Though minimalism is inarguably trendy right now, it is not so much a trend as it is a countertrend. It’s what would be left if you stripped society of all the glitz and glam – the commercialism and consumerism – and returned it to its bare bones. Minimalism is much like a prepackaged toilette for a girl wearing too much makeup: it washes away all of the things we simply don’t need, leaving more room for the things we do need.
“Get rid of anything that doesn’t spark joy,” writes Marie Kondo, organization guru and author of the bestselling book, The Life-Changing Magic of Tidying Up. In her compact digest, Kondo instructs how to make the (sometimes daunting) transition into a clutter-less existence: first, by cleansing your life and your spaces of things that don’t “spark joy,” and second, by surrounding yourself with the joy-sparking mementos that remain. The ultimate aim is to fill your life exclusively with things that bring significance and purpose.
As Kondo discusses, and as the WHOLE ENTIRE INTERNET can’t stop talking about, we stand to gain a lot from shedding our material dependence. Here are seven important reasons why we all should consider minimalistic living:
- It’s economically smart.
Probably the prevalent pro of becoming a minimalist is that you’ll spend less money. Further, you’ll realize you don’t need to spend money to be happy. This sets you up for a life of minimal spending and maximum contentedness.
- It’s environmentally kind.
Another über trend right now is being nice to the planet. Becoming a minimalist is a great way to do just that. The less we consume, the less damage we do to the environment.
- You stand to gain a clearer desk and a clearer mind.
It may not seem monumental in the moment, but something as small as not being able to find something in your room, or misplacing an important token, can weigh on your mind and increase your irritability and stress levels. Clutter bombards our minds with excessive stimuli, which can result in signals to our brain that we have unfinished work to do, making it difficult to fully relax. Mess equals stress, so eliminate the clutter and you stand to gain a clearer mind.

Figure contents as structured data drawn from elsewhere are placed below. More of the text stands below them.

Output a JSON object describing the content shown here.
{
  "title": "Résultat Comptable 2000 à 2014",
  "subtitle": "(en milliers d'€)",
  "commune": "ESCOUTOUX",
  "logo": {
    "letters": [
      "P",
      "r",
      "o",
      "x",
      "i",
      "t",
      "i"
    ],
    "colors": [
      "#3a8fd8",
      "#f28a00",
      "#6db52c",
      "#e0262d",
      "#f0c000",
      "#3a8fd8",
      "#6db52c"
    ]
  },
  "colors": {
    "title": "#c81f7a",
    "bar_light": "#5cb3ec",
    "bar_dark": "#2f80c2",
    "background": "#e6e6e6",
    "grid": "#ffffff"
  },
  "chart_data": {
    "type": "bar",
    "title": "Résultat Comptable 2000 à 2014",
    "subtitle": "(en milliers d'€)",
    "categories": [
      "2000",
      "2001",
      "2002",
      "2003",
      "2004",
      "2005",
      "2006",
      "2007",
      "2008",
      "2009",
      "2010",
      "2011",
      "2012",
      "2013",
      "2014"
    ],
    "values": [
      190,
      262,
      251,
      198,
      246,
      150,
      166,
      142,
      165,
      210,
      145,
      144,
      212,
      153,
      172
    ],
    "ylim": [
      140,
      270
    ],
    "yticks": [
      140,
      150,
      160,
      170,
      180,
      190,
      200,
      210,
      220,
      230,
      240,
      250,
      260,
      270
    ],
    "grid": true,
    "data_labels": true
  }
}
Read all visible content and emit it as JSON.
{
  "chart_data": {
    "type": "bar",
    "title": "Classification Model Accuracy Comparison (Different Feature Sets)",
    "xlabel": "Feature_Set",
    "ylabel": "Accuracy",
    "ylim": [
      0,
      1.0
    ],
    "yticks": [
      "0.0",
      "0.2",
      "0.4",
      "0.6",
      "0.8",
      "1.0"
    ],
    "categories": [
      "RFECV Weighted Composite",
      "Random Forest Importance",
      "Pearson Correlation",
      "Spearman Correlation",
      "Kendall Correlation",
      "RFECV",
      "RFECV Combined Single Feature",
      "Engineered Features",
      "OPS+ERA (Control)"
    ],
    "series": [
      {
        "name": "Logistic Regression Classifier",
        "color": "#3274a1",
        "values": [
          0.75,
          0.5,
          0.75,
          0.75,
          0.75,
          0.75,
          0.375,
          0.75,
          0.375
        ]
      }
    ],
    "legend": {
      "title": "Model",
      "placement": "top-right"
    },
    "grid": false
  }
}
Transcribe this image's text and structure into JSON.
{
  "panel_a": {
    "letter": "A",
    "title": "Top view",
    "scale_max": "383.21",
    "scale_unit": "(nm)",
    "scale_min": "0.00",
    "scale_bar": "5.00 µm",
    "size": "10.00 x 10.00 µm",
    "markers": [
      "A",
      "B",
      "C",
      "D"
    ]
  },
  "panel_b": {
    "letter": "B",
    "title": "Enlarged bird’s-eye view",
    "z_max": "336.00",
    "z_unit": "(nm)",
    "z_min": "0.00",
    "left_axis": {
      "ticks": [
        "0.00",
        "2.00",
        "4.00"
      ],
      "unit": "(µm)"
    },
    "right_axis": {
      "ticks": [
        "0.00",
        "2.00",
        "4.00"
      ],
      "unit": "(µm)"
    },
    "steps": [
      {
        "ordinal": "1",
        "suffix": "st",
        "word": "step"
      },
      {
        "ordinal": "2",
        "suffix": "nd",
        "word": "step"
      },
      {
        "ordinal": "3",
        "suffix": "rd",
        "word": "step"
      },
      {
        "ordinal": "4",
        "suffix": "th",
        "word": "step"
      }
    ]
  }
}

- All your friends are doing it!
I’m not typically one to hum the Rah! Rah! Peer Pressure tune, but bandwagoning is okay if it’s for a genuinely good cause, right? Maybe the prospect of being a trend-following lemming doesn’t float your boat, but if that’s the case, you definitely should not be encouraging consumerism – perhaps the largest act of lemming-like conformity of all time.
- It makes you realize what’s truly important.
Here’s a spoiler: it’s not material possessions. The act of becoming a minimalist alone forces you to reevaluate what’s important to you. We tend to hold on to things for sentimental reasons, when really we should be doing the opposite: getting rid of things that have sentimental attachment, leaving room for the new. It’s important to realize that the disposal of belongings does not necessarily mean disposing of the sentiment.
- You’ll also realize that stuff isn’t as important as you thought.
Minimalism is really about quality over quantity. It is better to just own a few things that you really love, rather than a bunch of things toward which you’re indifferent.
- It gets you one step closer to being happy.
And isn’t happiness what we’re all chasing anyway?